PMDs: Congressman sides with OIG

Sunday, November 11, 2007

WASHINGTON - It appears an influential member of Congress has jumped onboard the Office of Inspector General's bandwagon about pricing for power mobility devices, AAHomecare has reported.

Rep. Pete Stark, D-Calif., sent a "dear colleague" letter to representatives last week, alerting them to an Oct. 31 OIG report that suggests Medicare should set prices for PMDs by using lower Internet prices.

In his letter, Stark says, "Based on this analysis, the OIG concludes that lower prices for wheelchairs--and savings--are available to consumers and the Medicare program."

AAHomecare plans to schedule meetings with both Stark and Daniel Levinson, who heads up the OIG, to rebut the "apples-and-oranges" comparison in the OIG report.

"This study and the flawed comparison of Medicare and Internet pricing will be used by some members in Congress as cover to justify further reimbursement cuts to power wheelchair reimbursement rates," stated AAHomecare President Tyler Wilson.

AAHomecare plans to make the following points to Stark and Levinson:

* The cost of acquiring PMDs through the Internet does not compare to the cost of providing these devices to Medicare beneficiaries due to the need to adhere to appropriate standards of care.

* In an April 2004 report, "A Comparison of Prices for Power Wheelchairs in the Medicare Program," the OIG acknowledged that, "The estimates of potential program savings presented in the findings of the report would be lower if median prices had included any supplier administrative costs."

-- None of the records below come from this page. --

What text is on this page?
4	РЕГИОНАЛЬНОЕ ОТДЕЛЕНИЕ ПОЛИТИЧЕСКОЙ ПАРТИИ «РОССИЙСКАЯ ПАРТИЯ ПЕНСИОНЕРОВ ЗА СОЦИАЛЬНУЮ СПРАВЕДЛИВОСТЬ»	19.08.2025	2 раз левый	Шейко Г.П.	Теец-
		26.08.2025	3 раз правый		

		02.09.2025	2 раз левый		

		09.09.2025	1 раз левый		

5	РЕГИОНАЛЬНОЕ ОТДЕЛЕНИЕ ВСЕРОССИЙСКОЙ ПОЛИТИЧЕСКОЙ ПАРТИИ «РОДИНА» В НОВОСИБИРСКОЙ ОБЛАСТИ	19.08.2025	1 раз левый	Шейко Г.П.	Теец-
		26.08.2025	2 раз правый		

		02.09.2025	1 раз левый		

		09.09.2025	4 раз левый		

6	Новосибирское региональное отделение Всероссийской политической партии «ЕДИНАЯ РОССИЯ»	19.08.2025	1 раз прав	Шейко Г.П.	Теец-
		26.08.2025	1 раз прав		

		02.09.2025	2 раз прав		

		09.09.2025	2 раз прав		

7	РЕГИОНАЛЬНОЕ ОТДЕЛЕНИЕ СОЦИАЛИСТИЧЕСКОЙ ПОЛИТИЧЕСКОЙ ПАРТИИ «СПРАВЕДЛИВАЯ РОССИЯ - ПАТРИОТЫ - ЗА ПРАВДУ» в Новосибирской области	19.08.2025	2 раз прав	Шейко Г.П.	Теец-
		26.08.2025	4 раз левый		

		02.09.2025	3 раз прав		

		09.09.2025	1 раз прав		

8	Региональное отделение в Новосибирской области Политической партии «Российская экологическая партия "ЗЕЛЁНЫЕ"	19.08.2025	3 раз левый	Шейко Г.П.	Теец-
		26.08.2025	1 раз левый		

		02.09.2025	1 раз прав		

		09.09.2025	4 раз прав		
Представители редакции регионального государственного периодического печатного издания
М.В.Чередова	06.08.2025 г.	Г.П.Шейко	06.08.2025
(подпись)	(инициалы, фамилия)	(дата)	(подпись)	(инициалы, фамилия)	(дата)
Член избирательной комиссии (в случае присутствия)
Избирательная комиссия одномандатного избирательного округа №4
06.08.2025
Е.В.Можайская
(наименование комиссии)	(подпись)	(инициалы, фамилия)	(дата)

* Former Inspector General Janet Rehnquist testified before a Congressional subcommittee in 2002 that when CMS compared Medicare prices to Department of Veterans Affairs prices, they included a 67% markup to VA prices.

* Internet pricing does not account for the specialty evaluations performed by certified medical professionals, training, repairs and other non-equipment costs that are required to provide PMDs to Medicare beneficiaries.

* Internet retailers can't comply with Medicare standards. They carry limited product inventories and offer little or no assistance with product set-up, training or repairs.

* Using Internet prices to establish Medicare prices would skew the median price downward because the data doesn't account for all the required services and activities necessary to provide PMDs to Medicare beneficiaries.